When I first started The Next Phase blog about my life post-work in the high-tech industry, I had an informal list of things I wanted to do. They all involved change of some kind, just as Not Working was a huge change from either Working Very Hard or Searching for the Next Job.

Of course, just sleeping later than 6 a.m. and staying inside when it poured or snowed instead of commuting through the icky weather was an excellent change. But I was determined to grow and learn new things, to explore talents and skills that had always been pushed to the back burner by the demands of a high-intensity job or by the 24-hour role of Working Mother. To boldly go where I had never gone before. This phase was going to be for me.

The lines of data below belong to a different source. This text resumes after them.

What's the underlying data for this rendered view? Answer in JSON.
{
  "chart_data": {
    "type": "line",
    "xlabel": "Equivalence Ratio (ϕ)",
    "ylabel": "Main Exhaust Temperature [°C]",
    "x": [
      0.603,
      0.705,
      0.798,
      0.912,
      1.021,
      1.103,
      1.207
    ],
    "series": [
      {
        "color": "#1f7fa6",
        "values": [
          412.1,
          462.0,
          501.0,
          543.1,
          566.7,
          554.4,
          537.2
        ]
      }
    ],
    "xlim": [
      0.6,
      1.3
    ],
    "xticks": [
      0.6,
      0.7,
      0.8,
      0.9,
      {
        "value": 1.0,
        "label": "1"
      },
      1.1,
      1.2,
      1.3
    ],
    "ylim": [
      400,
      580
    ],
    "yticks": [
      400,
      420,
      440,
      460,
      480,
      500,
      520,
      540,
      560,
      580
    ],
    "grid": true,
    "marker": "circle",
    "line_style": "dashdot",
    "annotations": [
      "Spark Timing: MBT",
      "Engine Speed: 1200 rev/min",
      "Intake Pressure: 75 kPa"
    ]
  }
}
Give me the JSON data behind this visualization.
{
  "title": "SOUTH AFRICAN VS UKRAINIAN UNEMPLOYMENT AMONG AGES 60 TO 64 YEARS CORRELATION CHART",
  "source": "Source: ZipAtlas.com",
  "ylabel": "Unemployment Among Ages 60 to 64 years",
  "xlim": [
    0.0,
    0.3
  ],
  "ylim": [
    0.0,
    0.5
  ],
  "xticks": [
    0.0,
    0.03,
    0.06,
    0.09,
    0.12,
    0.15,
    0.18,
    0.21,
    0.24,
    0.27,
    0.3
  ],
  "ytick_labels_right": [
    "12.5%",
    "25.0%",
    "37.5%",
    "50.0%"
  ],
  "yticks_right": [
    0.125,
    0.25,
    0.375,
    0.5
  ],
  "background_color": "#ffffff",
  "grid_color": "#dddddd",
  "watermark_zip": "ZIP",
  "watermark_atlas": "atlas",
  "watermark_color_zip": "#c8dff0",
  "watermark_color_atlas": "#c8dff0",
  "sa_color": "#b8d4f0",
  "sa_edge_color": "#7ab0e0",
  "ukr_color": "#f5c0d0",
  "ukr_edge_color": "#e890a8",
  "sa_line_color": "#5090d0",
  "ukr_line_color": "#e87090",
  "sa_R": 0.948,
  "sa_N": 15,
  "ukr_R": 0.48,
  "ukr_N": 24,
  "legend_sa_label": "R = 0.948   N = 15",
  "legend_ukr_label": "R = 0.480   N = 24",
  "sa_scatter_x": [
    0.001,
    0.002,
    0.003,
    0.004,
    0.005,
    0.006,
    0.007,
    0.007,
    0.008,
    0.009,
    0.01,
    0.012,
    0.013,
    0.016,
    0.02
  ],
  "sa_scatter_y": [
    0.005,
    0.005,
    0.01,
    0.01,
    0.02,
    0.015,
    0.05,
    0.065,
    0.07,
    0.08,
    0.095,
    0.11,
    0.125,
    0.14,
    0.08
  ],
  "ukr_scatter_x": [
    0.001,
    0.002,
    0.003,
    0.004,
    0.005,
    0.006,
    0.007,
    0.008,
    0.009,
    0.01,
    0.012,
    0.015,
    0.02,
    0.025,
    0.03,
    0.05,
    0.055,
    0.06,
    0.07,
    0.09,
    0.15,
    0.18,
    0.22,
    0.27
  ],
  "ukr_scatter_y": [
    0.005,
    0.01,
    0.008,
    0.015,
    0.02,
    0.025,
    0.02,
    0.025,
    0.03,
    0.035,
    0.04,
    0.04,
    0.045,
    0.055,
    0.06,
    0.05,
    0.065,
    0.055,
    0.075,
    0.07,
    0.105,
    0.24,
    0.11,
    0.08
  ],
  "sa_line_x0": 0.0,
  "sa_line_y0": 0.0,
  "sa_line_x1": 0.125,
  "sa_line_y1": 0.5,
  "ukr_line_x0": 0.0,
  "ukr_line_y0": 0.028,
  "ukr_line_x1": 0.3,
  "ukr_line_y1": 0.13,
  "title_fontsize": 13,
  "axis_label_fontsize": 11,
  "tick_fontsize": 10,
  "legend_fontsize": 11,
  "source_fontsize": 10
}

Oddly enough, creating this blog wasn’t even on the list. I was inspired to do it by my friend Martha Schaefer and I read her blog, Therapeutic Misadventures, every morning. Creating and writing this blog has been immensely rewarding and stimulates me to write non-fiction, something that was previously confined to the World of Work.

Going to the Bucket List

Next, I did went to the top of my Bucket List and studied to be a docent for Boston by Foot. As my regular readers know, this involved an intense, multi-week program of lectures, papers, reading, going on tours and practicing tours before graduating in June. Fortunately, my experience in public speaking from the World of Work came in handy as I am not intimidated by talking to groups. In fact, it invigorates me. If you put a microphone in my hands, I can be downright dangerous. Once, I even won a standup comedy competition at a technology conference. (Well, it doesn’t take much to be funny in the tech world.)

I spent the past summer and into the fall giving tours of the Victorian Back Bay for @BostonbyFoot and enjoying every minute of it. One last VBB tour is scheduled for October 27 before I pack it in for the year. But I plan to learn another tour over the winter so I can lead even more groups in 2014. The new tour will probably be The Dark Side of Boston, which deals with witches, pirates, epidemics, bank robbery and the Great Molasses Flood.

Horse, drawing

Either way, it’s a horse with no color.

Now that the tour season is wrapping up, it’s time for a new challenge and I turned to the next item on the Bucket List: learning to paint in oils. In the past I have done a lot of work in graphics and black and white media from charcoal to crowquill pen and mixed media. My goal now is to work in bright colors and scale up to large canvasses. Fortunately, the fall course schedule for Assabet Valley Regional Vocational High School landed in my mailbox and there it was: a course called Mastering Oil Painting. I signed up immediately.

Last night I had my second class and started a canvas based on a photograph my son took at the Wee Wee Caye Marine Lab during a high school science trip to Belize. It has an interesting composition with a lot of unusual shapes and a variety of bright colors—just what I was looking for. If the work goes well, I will share my progress.

Classes run until Thanksgiving week so I have a lot of work ahead of me. But that’s half the fun. Besides, I’ll be coloring outside the lines.